This week we read Venus and Adonis. This is a well documented and probably flawless (in terms of copy) work.
It also marks our first poem break and the 1/4 mark for this project.
I love the poetry of Shakespeare but usually that makes me think of sonnets.
This one is far longer than a sonnet, and the production that I listened had readers/performers who were a little too arching and a little too conscious of their diction for my taste, but it was a clean delivery and very quick, at an hour.
A summery of this poem.
Venus sees Adonis and wants him. She pounces on him and plucks him off his horse with lusty enthusiasm. Adonis could not care less and wants to go hunting. She tries to seduce him and he’s very much “No thank you, I’m very busy.”. He wants to go hunting.

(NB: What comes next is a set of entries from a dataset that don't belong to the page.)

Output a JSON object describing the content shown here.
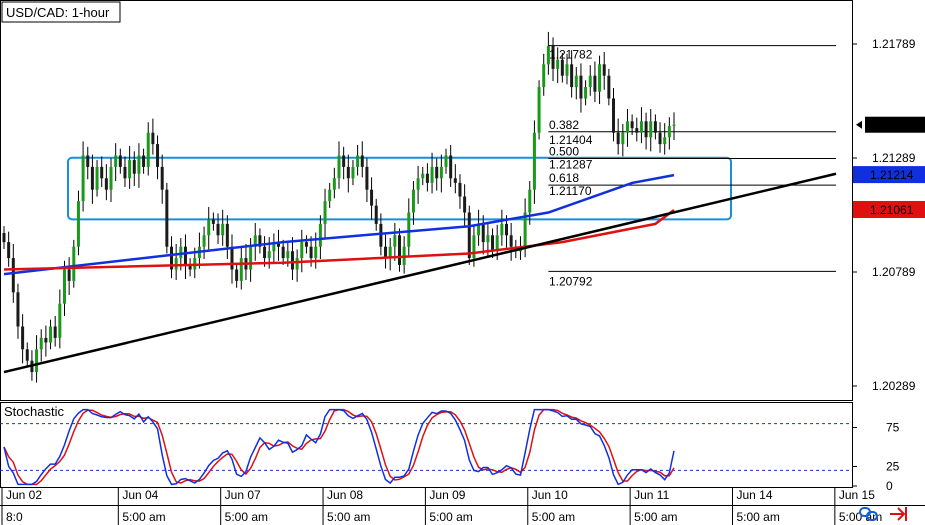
{
  "chart_data": {
    "type": "candlestick",
    "title": "USD/CAD: 1-hour",
    "symbol": "USD/CAD",
    "timeframe": "1-hour",
    "ylim": [
      1.2,
      1.22
    ],
    "price_ticks": [
      "1.21789",
      "1.21289",
      "1.20789",
      "1.20289"
    ],
    "price_tick_values": [
      1.21789,
      1.21289,
      1.20789,
      1.20289
    ],
    "current_price": {
      "label": "1.21435",
      "value": 1.21435,
      "color": "#000000"
    },
    "ma_labels": [
      {
        "label": "1.21214",
        "value": 1.21214,
        "color": "#1030e0"
      },
      {
        "label": "1.21061",
        "value": 1.21061,
        "color": "#e01010"
      }
    ],
    "time_labels": [
      {
        "date": "Jun 02",
        "time": "8:0",
        "t": 0
      },
      {
        "date": "Jun 04",
        "time": "5:00 am",
        "t": 25
      },
      {
        "date": "Jun 07",
        "time": "5:00 am",
        "t": 47
      },
      {
        "date": "Jun 08",
        "time": "5:00 am",
        "t": 69
      },
      {
        "date": "Jun 09",
        "time": "5:00 am",
        "t": 91
      },
      {
        "date": "Jun 10",
        "time": "5:00 am",
        "t": 113
      },
      {
        "date": "Jun 11",
        "time": "5:00 am",
        "t": 135
      },
      {
        "date": "Jun 14",
        "time": "5:00 am",
        "t": 157
      },
      {
        "date": "Jun 15",
        "time": "5:00 am",
        "t": 179
      }
    ],
    "close_series": [
      1.2092,
      1.2085,
      1.207,
      1.2055,
      1.2045,
      1.204,
      1.2035,
      1.2045,
      1.205,
      1.2048,
      1.2055,
      1.205,
      1.2065,
      1.208,
      1.2075,
      1.209,
      1.211,
      1.213,
      1.2125,
      1.2115,
      1.2125,
      1.212,
      1.2115,
      1.2125,
      1.213,
      1.2125,
      1.212,
      1.2128,
      1.2122,
      1.213,
      1.2125,
      1.214,
      1.2135,
      1.2125,
      1.2115,
      1.209,
      1.208,
      1.2085,
      1.209,
      1.2082,
      1.208,
      1.2085,
      1.209,
      1.2095,
      1.2102,
      1.21,
      1.2095,
      1.21,
      1.209,
      1.208,
      1.2075,
      1.2085,
      1.208,
      1.209,
      1.2095,
      1.209,
      1.2085,
      1.2088,
      1.2092,
      1.209,
      1.2085,
      1.2088,
      1.208,
      1.2085,
      1.2092,
      1.209,
      1.2085,
      1.209,
      1.21,
      1.211,
      1.2115,
      1.212,
      1.213,
      1.2125,
      1.212,
      1.2125,
      1.213,
      1.2125,
      1.2115,
      1.2108,
      1.21,
      1.209,
      1.2085,
      1.209,
      1.2095,
      1.2082,
      1.209,
      1.2105,
      1.2115,
      1.212,
      1.2122,
      1.2118,
      1.2125,
      1.212,
      1.2125,
      1.213,
      1.212,
      1.2118,
      1.2112,
      1.2105,
      1.2085,
      1.2095,
      1.21,
      1.2092,
      1.2095,
      1.2088,
      1.2095,
      1.21,
      1.2095,
      1.209,
      1.2088,
      1.209,
      1.2105,
      1.2115,
      1.214,
      1.216,
      1.217,
      1.2178,
      1.2168,
      1.2172,
      1.2165,
      1.217,
      1.216,
      1.2165,
      1.2155,
      1.216,
      1.2165,
      1.2158,
      1.217,
      1.2165,
      1.2155,
      1.214,
      1.2135,
      1.214,
      1.2145,
      1.2142,
      1.214,
      1.2145,
      1.2138,
      1.2145,
      1.214,
      1.2135,
      1.2138,
      1.2143,
      1.21435
    ],
    "sma_blue": {
      "from": 1.2078,
      "via": [
        [
          60,
          1.2092
        ],
        [
          100,
          1.2099
        ],
        [
          117,
          1.2105
        ],
        [
          135,
          1.2118
        ]
      ],
      "to": 1.21214,
      "color": "#1030e0"
    },
    "sma_red": {
      "from": 1.208,
      "via": [
        [
          60,
          1.2083
        ],
        [
          100,
          1.2087
        ],
        [
          120,
          1.2092
        ],
        [
          140,
          1.21
        ]
      ],
      "to": 1.21061,
      "color": "#e01010"
    },
    "trendline": {
      "start": [
        0,
        1.2035
      ],
      "end": [
        178,
        1.2122
      ],
      "color": "#000000"
    },
    "fibonacci": {
      "swing_high": 1.21782,
      "swing_low": 1.20792,
      "levels": [
        {
          "ratio": "",
          "price": "1.21782",
          "value": 1.21782
        },
        {
          "ratio": "0.382",
          "price": "1.21404",
          "value": 1.21404
        },
        {
          "ratio": "0.500",
          "price": "1.21287",
          "value": 1.21287
        },
        {
          "ratio": "0.618",
          "price": "1.21170",
          "value": 1.2117
        },
        {
          "ratio": "",
          "price": "1.20792",
          "value": 1.20792
        }
      ]
    },
    "range_box": {
      "top": 1.2129,
      "bottom": 1.2102,
      "color": "#1a8fd8"
    },
    "stochastic": {
      "title": "Stochastic",
      "ylim": [
        0,
        100
      ],
      "levels": [
        80,
        20
      ],
      "tick_labels": [
        "75",
        "25",
        "0"
      ],
      "tick_values": [
        75,
        25,
        0
      ],
      "k_color": "#1030e0",
      "d_color": "#e01010",
      "level_color": "#1030e0"
    },
    "grid": false,
    "legend": "none"
  }
}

His horse gets the hots for a mare and runs off. Adonis tries to ditch Venus and pays the toll of a kiss, to get her off him.
She asks if they can meet up the next day and he says no he’s going out, hunting boar. She says a boar will kill you if you do that. He’s all, ‘talk to the hand’.
The next day she goes to find him killed by a boar. She is bitter and curses both death and love.
Shakespeare says this all very prettily.
This is probably Shakespeare’s first publication (1593) and it seems comes from his clean copy. It was super popular when it came out and did a good bit to establish his reputation.
Half of me wants to say that this is Shakespeare understanding that women can be lusty hornballs too (but of course this unbalances the natural order, so Venus is left frustrated, unsatisfied, and tedious) and the other half of me falls very comfortably into the queer interpretations which often imagines Adonis as an object of homosexual or bisexual desire. There’s lots of good analysis on this poem and it’s worth checking out to see how clever Shakespeare is being here, or at the very least how open to interpretation.
The Bard is showing off here. There is classical Ovid, there is camp comedy and touching sorrow, its lusty (lust vs love beautifully debated mid stream) and philosophical. He is maybe also doing that thing that popular writers do, and expressing the contemporary zeitgeist, the discomfort of a kingdom of men ruled by a woman.